The 12625 Thiruvananthapuram – New Delhi Kerala Superfast Express seen in its full 24-coach length just outside Aluva in Kerala. It is so long that the rear end is reduced to a blur! Here it is seen with its regular link – an Erode WAP4 – the gleaming #22904 this time, which will be detached at Erode. The legend holds a couple of records in its name, including being the longest distance-running superfast train in India and the electric locomotive that runs the longest distance (12626 – New Delhi to Ernakulam) – a WAP4 from the Erode shed. The Kerala Express which started as the KK Express in 1977 still runs full packed year round and is Trivandrum division’s most premier train, which sadly has lost much of its former glory thanks to nonsense stoppage politics.
Erode Electric Loco shed’s freshly POH’ed and painted electric engine WAP4 #22388 hauled 16301 Shoranur – Trivandrum Venad Express stretches out between Ernakulam Town (North) and Ernakulam Junction (South) at ERS home signal on a very wet day among blooming greenery waiting for the all-clear for it to enter Ernakulam Jn. The blue-blue livery of the train is broken by the AC Chair Car coach which was covered in dirty and peeling flex advertisements.
The 16525 Island Express to Bangalore stretches out in length at Kottayam railway station with all of its gleaming 2012 and 2013 manufactured coaches on a hot, cloudless sunny afternoon. Erode’s newly overhauled workhorse WAP4 #22391 heads the train standing tall looking all majestic and powerful though a bit splattered with dirt. The ERS-KYJ MEMU waits at the end of the other platform, whose blue and red colors can be seen reflecting on the coaches of the Island. Despite its “supercrawler” status, the Island is one of my favorite trains mainly because of all the nostalgia associated with since I have been regularly traveling on it since 1999 🙂 And this is the second time I have captured the Island behind the #22391! Here is the first.

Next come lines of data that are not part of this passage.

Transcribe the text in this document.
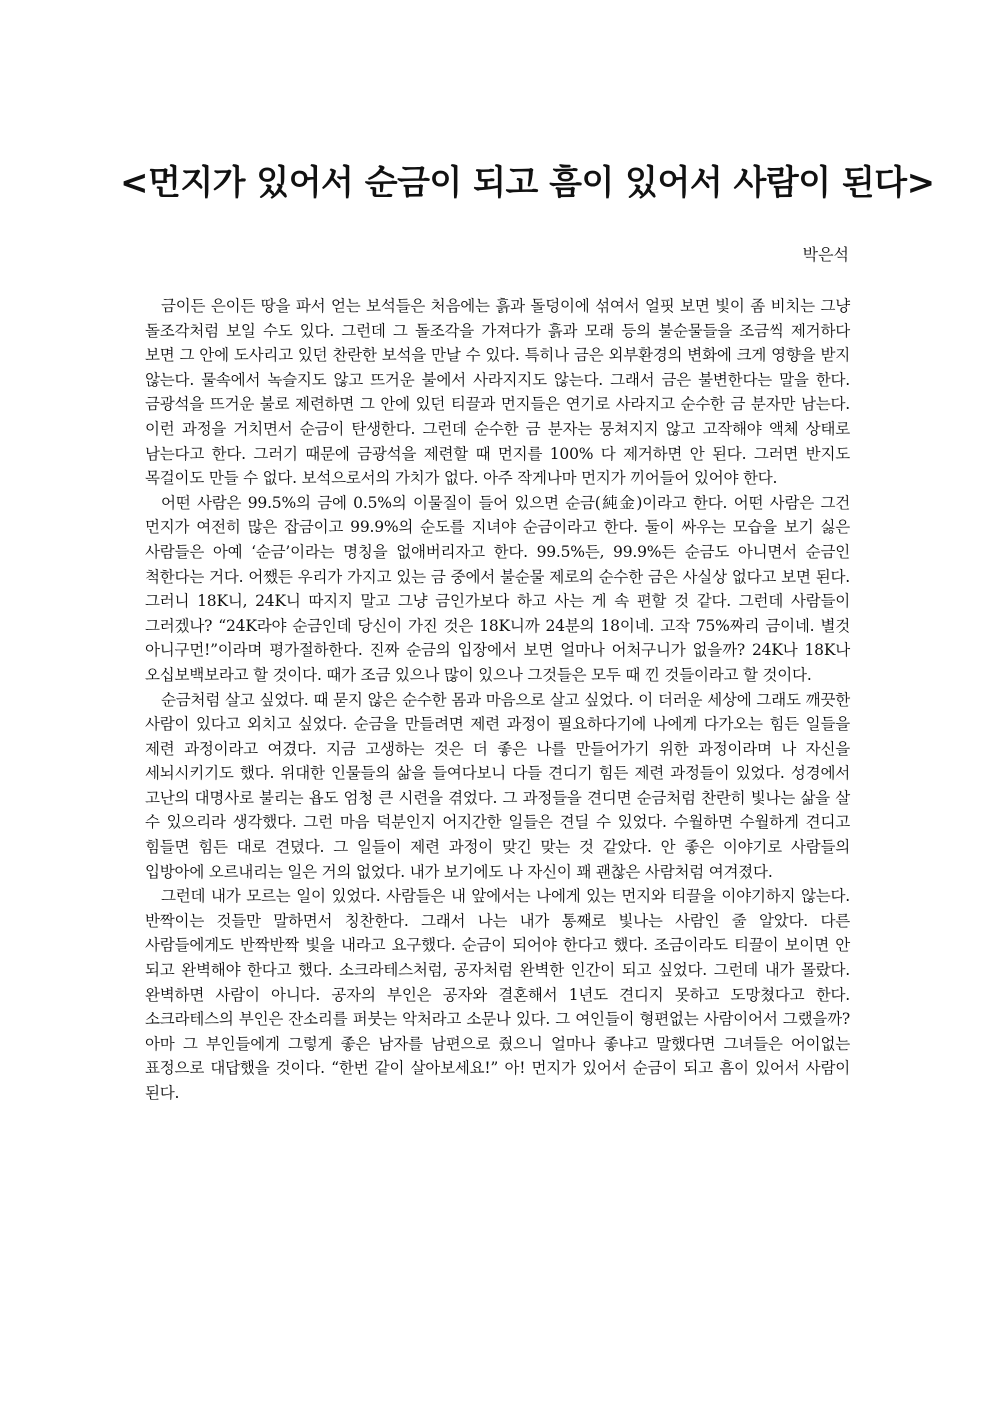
<먼지가 있어서 순금이 되고 흠이 있어서 사람이 된다>

박은석

금이든 은이든 땅을 파서 얻는 보석들은 처음에는 흙과 돌덩이에 섞여서 얼핏 보면 빛이 좀 비치는 그냥 돌조각처럼 보일 수도 있다. 그런데 그 돌조각을 가져다가 흙과 모래 등의 불순물들을 조금씩 제거하다 보면 그 안에 도사리고 있던 찬란한 보석을 만날 수 있다. 특히나 금은 외부환경의 변화에 크게 영향을 받지 않는다. 물속에서 녹슬지도 않고 뜨거운 불에서 사라지지도 않는다. 그래서 금은 불변한다는 말을 한다. 금광석을 뜨거운 불로 제련하면 그 안에 있던 티끌과 먼지들은 연기로 사라지고 순수한 금 분자만 남는다. 이런 과정을 거치면서 순금이 탄생한다. 그런데 순수한 금 분자는 뭉쳐지지 않고 고작해야 액체 상태로 남는다고 한다. 그러기 때문에 금광석을 제련할 때 먼지를 100% 다 제거하면 안 된다. 그러면 반지도 목걸이도 만들 수 없다. 보석으로서의 가치가 없다. 아주 작게나마 먼지가 끼어들어 있어야 한다.

어떤 사람은 99.5%의 금에 0.5%의 이물질이 들어 있으면 순금(純金)이라고 한다. 어떤 사람은 그건 먼지가 여전히 많은 잡금이고 99.9%의 순도를 지녀야 순금이라고 한다. 둘이 싸우는 모습을 보기 싫은 사람들은 아예 ‘순금’이라는 명칭을 없애버리자고 한다. 99.5%든, 99.9%든 순금도 아니면서 순금인 척한다는 거다. 어쨌든 우리가 가지고 있는 금 중에서 불순물 제로의 순수한 금은 사실상 없다고 보면 된다. 그러니 18K니, 24K니 따지지 말고 그냥 금인가보다 하고 사는 게 속 편할 것 같다. 그런데 사람들이 그러겠나? “24K라야 순금인데 당신이 가진 것은 18K니까 24분의 18이네. 고작 75%짜리 금이네. 별것 아니구먼!”이라며 평가절하한다. 진짜 순금의 입장에서 보면 얼마나 어처구니가 없을까? 24K나 18K나 오십보백보라고 할 것이다. 때가 조금 있으나 많이 있으나 그것들은 모두 때 낀 것들이라고 할 것이다.

순금처럼 살고 싶었다. 때 묻지 않은 순수한 몸과 마음으로 살고 싶었다. 이 더러운 세상에 그래도 깨끗한 사람이 있다고 외치고 싶었다. 순금을 만들려면 제련 과정이 필요하다기에 나에게 다가오는 힘든 일들을 제련 과정이라고 여겼다. 지금 고생하는 것은 더 좋은 나를 만들어가기 위한 과정이라며 나 자신을 세뇌시키기도 했다. 위대한 인물들의 삶을 들여다보니 다들 견디기 힘든 제련 과정들이 있었다. 성경에서 고난의 대명사로 불리는 욥도 엄청 큰 시련을 겪었다. 그 과정들을 견디면 순금처럼 찬란히 빛나는 삶을 살 수 있으리라 생각했다. 그런 마음 덕분인지 어지간한 일들은 견딜 수 있었다. 수월하면 수월하게 견디고 힘들면 힘든 대로 견뎠다. 그 일들이 제련 과정이 맞긴 맞는 것 같았다. 안 좋은 이야기로 사람들의 입방아에 오르내리는 일은 거의 없었다. 내가 보기에도 나 자신이 꽤 괜찮은 사람처럼 여겨졌다.

그런데 내가 모르는 일이 있었다. 사람들은 내 앞에서는 나에게 있는 먼지와 티끌을 이야기하지 않는다. 반짝이는 것들만 말하면서 칭찬한다. 그래서 나는 내가 통째로 빛나는 사람인 줄 알았다. 다른 사람들에게도 반짝반짝 빛을 내라고 요구했다. 순금이 되어야 한다고 했다. 조금이라도 티끌이 보이면 안 되고 완벽해야 한다고 했다. 소크라테스처럼, 공자처럼 완벽한 인간이 되고 싶었다. 그런데 내가 몰랐다. 완벽하면 사람이 아니다. 공자의 부인은 공자와 결혼해서 1년도 견디지 못하고 도망쳤다고 한다. 소크라테스의 부인은 잔소리를 퍼붓는 악처라고 소문나 있다. 그 여인들이 형편없는 사람이어서 그랬을까? 아마 그 부인들에게 그렇게 좋은 남자를 남편으로 줬으니 얼마나 좋냐고 말했다면 그녀들은 어이없는 표정으로 대답했을 것이다. “한번 같이 살아보세요!” 아! 먼지가 있어서 순금이 되고 흠이 있어서 사람이 된다.
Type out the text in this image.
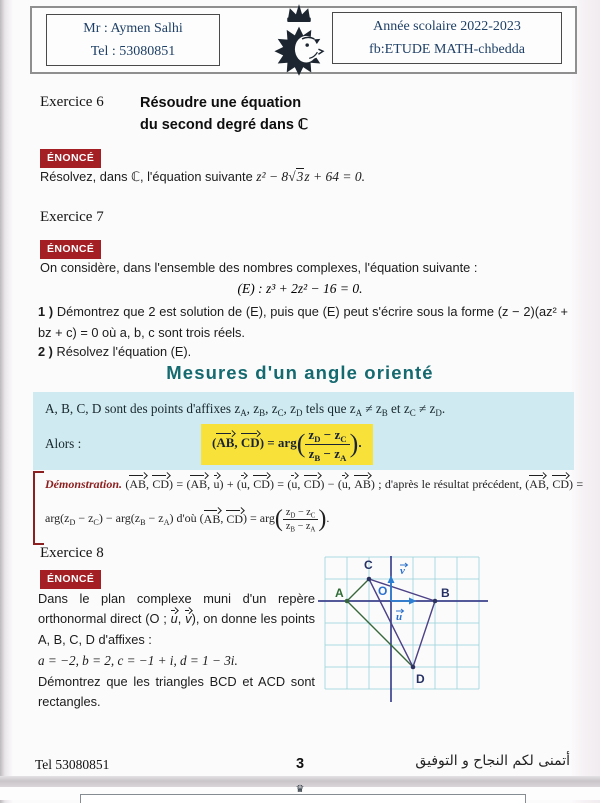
Mr : Aymen Salhi
Tel : 53080851
Année scolaire 2022-2023
fb:ETUDE MATH-chbedda
Exercice 6	Résoudre une équation
du second degré dans ℂ
ÉNONCÉ
Résolvez, dans ℂ, l'équation suivante z² − 8√3z + 64 = 0.
Exercice 7
ÉNONCÉ
On considère, dans l'ensemble des nombres complexes, l'équation suivante :
(E) : z³ + 2z² − 16 = 0.
1 ) Démontrez que 2 est solution de (E), puis que (E) peut s'écrire sous la forme (z − 2)(az² + bz + c) = 0 où a, b, c sont trois réels.
2 ) Résolvez l'équation (E).
Mesures d'un angle orienté
A, B, C, D sont des points d'affixes $z_A$, $z_B$, $z_C$, $z_D$ tels que $z_A \ne z_B$ et $z_C \ne z_D$.
Alors :	(AB, $CD) = arg( \frac{z_D - z_C}{z_B - z_A}$ ).
Démonstration. (AB, CD) = (AB, u) + (u, CD) = (u, CD) − (u, AB) ; d'après le résultat précédent, (AB, $CD) = arg(z_D - z_C) - arg(z_B - z_A)$ d'où (AB, $CD) = arg( \frac{z_D - z_C}{z_B - z_A}$ ).
Exercice 8
ÉNONCÉ
Dans le plan complexe muni d'un repère orthonormal direct (O ; u, v), on donne les points A, B, C, D d'affixes :
a = −2, b = 2, c = −1 + i, d = 1 − 3i.
Démontrez que les triangles BCD et ACD sont rectangles.
A	B
C
D
O
u
v
Tel 53080851	3	أتمنى لكم النجاح و التوفيق
♛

Gleaming spotless in the Kerala summer sun, Erode’s freshly painted electric loco WAP4 #22665 looks in mint-fresh condition as it slams around a curve as it approaches Kalamasserry station near Ernakulam in Kerala with the 12075 Trivandrum – Kozhikode Jan Shatabdi Express. The train on the opposite track was the two-hour late running Yeshwantpur – Kochuveli Garib Rath Express. Its bright off-red puts up a contrasting picture from the green all around. This close up photo of the WAP4 was taken when it was doing around 80 kph. Rarely do you get to see such a spotlessly clean locomotive in India!
The 12075 JanShatabdi Express from Kozhikode to Thiruvananthapuram Central slowly grumbles its way past Ernakulam Town with Erode’s WAP4 #22294 in the lead. The JS was once Kerala’s most prestigious train but is today ruined thanks to ridiculous stoppages introduced everywhere by populist politicians. The full length of the first coach is seen with the unique JanShatabdi livery and design. I have often wondered why the same window design is not adopted for all types of trains in India.